From now on he had something to balance out the fact that he and all of Edilean had lied to her. In fact, the next day Heather had referred to the beer-pouring incident.

“She was standing in the middle of the highway to get a signal for her phone,” Reede said as he looked at a chart.

“Did you just find that out?”

“Yes,” he answered.

Heather had smiled. “So now you have something to get back at her. That’s the way all marriages work.” She left the exam room before Reede could reply.

Three days before Christmas everything changed. At five Heather said, “There’s some man here to see you. He says it’s personal.” She was frowning as though she didn’t like the man.

Reede looked into the waiting room and there was his old friend Tyler Becks. They’d spent years together in school, had played soccer and drunk many beers together. Tyler was tall, blond, blue-eyed, and always had a long list of girls’ phone numbers that he never minded sharing. At the time Reede had been so attached to Laura Chawnley that he’d felt almost fatherly as he watched the others arguing over who got what number. In Reede’s mind he might as well have been a married man.

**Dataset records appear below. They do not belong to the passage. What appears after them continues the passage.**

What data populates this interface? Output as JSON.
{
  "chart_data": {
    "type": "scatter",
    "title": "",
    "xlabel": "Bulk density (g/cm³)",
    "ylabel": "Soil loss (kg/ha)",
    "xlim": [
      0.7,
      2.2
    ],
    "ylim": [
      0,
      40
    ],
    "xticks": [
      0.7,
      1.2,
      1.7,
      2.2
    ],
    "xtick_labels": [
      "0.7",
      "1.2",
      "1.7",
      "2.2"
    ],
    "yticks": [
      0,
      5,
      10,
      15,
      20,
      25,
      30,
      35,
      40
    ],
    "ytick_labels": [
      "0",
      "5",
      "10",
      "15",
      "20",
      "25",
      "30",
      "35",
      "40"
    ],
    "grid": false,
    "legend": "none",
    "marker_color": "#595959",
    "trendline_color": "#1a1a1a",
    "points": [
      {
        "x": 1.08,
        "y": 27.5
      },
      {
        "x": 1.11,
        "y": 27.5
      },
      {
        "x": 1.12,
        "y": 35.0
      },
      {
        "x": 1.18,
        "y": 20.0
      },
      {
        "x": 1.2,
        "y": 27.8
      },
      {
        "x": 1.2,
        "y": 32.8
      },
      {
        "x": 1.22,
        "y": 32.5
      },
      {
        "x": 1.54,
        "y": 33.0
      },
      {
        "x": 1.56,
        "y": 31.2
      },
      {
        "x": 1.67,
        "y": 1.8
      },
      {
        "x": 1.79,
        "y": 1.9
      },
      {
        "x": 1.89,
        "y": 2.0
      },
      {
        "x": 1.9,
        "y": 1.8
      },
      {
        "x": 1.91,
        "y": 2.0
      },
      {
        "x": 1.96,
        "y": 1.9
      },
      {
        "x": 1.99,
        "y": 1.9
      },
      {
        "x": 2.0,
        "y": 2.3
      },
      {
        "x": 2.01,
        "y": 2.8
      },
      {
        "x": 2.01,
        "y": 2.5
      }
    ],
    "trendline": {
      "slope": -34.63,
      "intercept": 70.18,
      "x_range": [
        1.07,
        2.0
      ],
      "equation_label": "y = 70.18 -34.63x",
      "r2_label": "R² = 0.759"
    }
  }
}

Reede smiled at Tyler and led him back to his office. Once they were out of sight of his nosy employees the two men hugged in the way of old buddies.

“Sit down,” Reede said. “How have you been?”

Tyler practically collapsed into a chair. “If you’d asked me that a month ago I would have said I was in heaven. I had a wife, I was in partnership in a growing practice, had a big house, and was thinking about starting a family. What about you? I bet you have at least three kids by now. Home and family as well as saving the world one village at a time?”

Reede didn’t smile. It had been years since he’d talked to Tyler and they’d shared news about their lives. “No wife, no kids.”

“Right. I forgot. That girl you were so faithful to dumped you, didn’t she?”

“That was a long time ago,” Reede said. “Since then I’ve done a lot of traveling, but now, as you can see, I’m back here in my hometown. Are you just passing through? This area is beautiful at Christmas. It—” He broke off because tears had come to Tyler’s eyes.

Reede grabbed some tissues from the box on the desk and handed them to him.

“I’m sorry,” Tyler said. “I have no right to—”

Reede went to a cabinet along the wall and pulled out a bottle of forty-year-old single malt McTarvit whiskey and poured them both a glass.

Tyler downed his in one shot. “Sorry,” he said again. “It’s been a bad few weeks. My wife told me she wants a divorce. We’ve only been married three years, but she wants out.”